Though Shakuntala’s external beauty has faded, her spiritual beauty is all Dusyanta needs to confirm her identity. Shakuntala no longer wants to wear the symbol of their youthful love—besides seeming untrustworthy, it also seems not to fit the maturity of their marriage.
The family of three goes together to see Marica. Marica and his wife, Aditi, the parents of Indra, greet and bless Dusyanta and Shakuntala: “Fortune unites faith, wealth, and order: / Shakuntala the pure, her noble son, the king.” When the King tells the sage the story of his rejection and then recognition of Shakuntala, Marica tells the King not to blame himself, and tells Shakuntala not to resent him—it was all because of Durvasas’s curse.

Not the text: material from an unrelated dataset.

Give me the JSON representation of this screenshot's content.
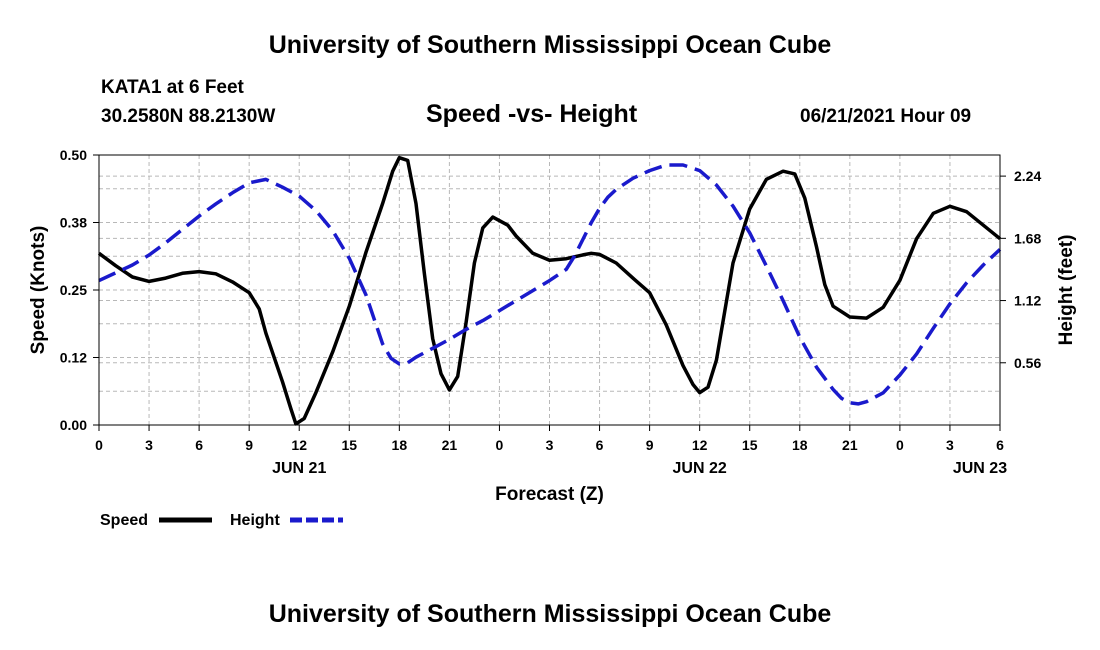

The royal couple is blessed by a divine couple. Marica explains everything that’s come between the King and Shakuntala, ensuring that there’s no lingering doubt or resentment. It seems that the curse, though previously so devastating for them both, has ultimately brought them together stronger and more purified, despite the ill intent that originally lay behind it.
Marica confirms that their son, Sarvadamana, will be a universal emperor who will later be called Bharata, “Sustainer.” One of Marica’s pupils is sent to tell Kanva the happy news of the broken curse and the reunited family. Now, Marica says, Dusyanta must return to his capital with his wife and boy. He blesses them, particularly wishing that Dusyanta and the god Indra will mutually benefit one another’s realms. The King closes the play with a prayer for freedom from rebirth and death forever.
At last, duty and love—seemingly at odds at the beginning of the play and frequently in conflict throughout—are fully reconciled as the reunited couple go to fulfill their royal duties with the blessing of the gods.